A protest against rising rent in Carrboro

Big increases follow sale of Carrboro complex

tgrubb@newsobserver.comNovember 16, 2012 

— The beat of drums and guitar folk rhythms set the backdrop for nearly 50 people to protest rising rents Friday at Collins Crossing apartments.

“Housing is a human right! We won’t leave without a fight!” they yelled to bystanders and passing traffic on Jones Ferry Road.

Massachusetts-based Aspen Square Management bought the former Abbey Court Condominiums in June from Tar Heel Companies in Raleigh. The company is renovating the Jones Ferry Road apartments and plans to raise the rates as leases are signed or renewed to pay for long-neglected maintenance, Aspen Square spokeswoman Brenda Wishart has said.

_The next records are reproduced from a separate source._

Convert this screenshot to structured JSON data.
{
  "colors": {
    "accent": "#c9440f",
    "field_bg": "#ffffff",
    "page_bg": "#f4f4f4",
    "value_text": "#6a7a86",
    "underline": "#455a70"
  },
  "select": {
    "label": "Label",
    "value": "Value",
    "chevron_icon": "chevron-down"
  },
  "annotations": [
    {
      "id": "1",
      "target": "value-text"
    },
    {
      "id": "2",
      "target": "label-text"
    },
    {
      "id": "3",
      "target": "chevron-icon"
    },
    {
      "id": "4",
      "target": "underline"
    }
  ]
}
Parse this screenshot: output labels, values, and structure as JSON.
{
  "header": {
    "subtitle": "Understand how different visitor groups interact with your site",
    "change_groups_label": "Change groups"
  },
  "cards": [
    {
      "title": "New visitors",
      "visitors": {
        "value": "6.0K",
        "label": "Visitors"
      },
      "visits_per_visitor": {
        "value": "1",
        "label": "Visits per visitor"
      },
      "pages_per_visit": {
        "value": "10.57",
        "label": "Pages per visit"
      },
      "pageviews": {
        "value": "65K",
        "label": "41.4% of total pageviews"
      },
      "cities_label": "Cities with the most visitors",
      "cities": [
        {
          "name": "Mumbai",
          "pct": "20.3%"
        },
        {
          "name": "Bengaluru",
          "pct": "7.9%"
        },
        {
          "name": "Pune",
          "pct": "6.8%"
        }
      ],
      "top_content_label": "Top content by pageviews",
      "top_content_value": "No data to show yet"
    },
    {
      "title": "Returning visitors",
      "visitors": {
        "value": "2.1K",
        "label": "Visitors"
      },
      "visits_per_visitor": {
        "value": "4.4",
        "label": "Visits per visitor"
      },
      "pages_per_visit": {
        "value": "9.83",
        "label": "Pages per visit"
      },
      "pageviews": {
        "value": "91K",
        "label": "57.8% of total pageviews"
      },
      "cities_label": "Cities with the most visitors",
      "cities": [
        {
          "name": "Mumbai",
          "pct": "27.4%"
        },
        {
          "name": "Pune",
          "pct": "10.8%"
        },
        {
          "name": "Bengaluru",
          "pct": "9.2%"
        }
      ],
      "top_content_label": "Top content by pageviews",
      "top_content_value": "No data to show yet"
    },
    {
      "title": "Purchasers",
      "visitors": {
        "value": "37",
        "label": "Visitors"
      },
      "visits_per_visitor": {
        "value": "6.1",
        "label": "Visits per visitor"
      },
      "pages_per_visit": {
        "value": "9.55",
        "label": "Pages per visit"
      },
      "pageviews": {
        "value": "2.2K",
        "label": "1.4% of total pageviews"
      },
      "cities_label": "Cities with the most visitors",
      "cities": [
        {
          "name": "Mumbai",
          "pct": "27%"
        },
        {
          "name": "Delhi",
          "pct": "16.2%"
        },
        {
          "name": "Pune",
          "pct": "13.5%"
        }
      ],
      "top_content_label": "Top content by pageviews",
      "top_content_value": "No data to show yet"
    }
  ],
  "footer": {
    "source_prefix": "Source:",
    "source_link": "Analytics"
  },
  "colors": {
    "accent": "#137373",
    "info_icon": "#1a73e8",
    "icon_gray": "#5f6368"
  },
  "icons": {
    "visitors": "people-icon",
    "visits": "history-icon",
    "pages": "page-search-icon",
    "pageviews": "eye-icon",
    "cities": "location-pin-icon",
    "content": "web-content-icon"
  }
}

Wishart did not return a call seeking comment Friday. Aspen Square manager Lora Perry referred all questions to Wishart.

The second protest since Nov. 3 drew a large number of UNC students but few residents.

“Many of them are afraid if they are seen here management will be less likely to renew their leases,” said Rafael Gallegos, assistant director of the Chapel Hill and Carrboro Human Rights Center. “They are oppressed, and that many aren’t here speaks volumes.”

Resident Santiago Hernandez thanked the protesters for standing up for him and other residents. He wasn’t able to renew his lease, but the management is letting him stay on a month-to-month basis, he said.

“It is because of the support you have provided in the past that (we) have seen improvement from the management,” he said, with Gallegos interpreting.

UNC sophomore Victor Acosta and Carrboro resident James Williams organized the event to keep pressure on the Collins Crossing management and raise awareness of the effect rent increases are having on the large numbers of Hispanic and Karen immigrants who live there. The HRC co-sponsored the event.

A two-bedroom apartment has rented for roughly $500, but the Collins Crossing website shows it starting at $725 a month. A three-bedroom apartment now costs $940 or more.

The increase worries many residents, who fought the previous management over needed repairs, safety concerns and what they viewed as harassment by police and managers. Just a few hundred dollars more could price many of them out of a home, resident Nancy Castanon said.

A Carrboro police officer patrolling the protest declined to comment Friday except to say he was there to make sure everyone stayed safe.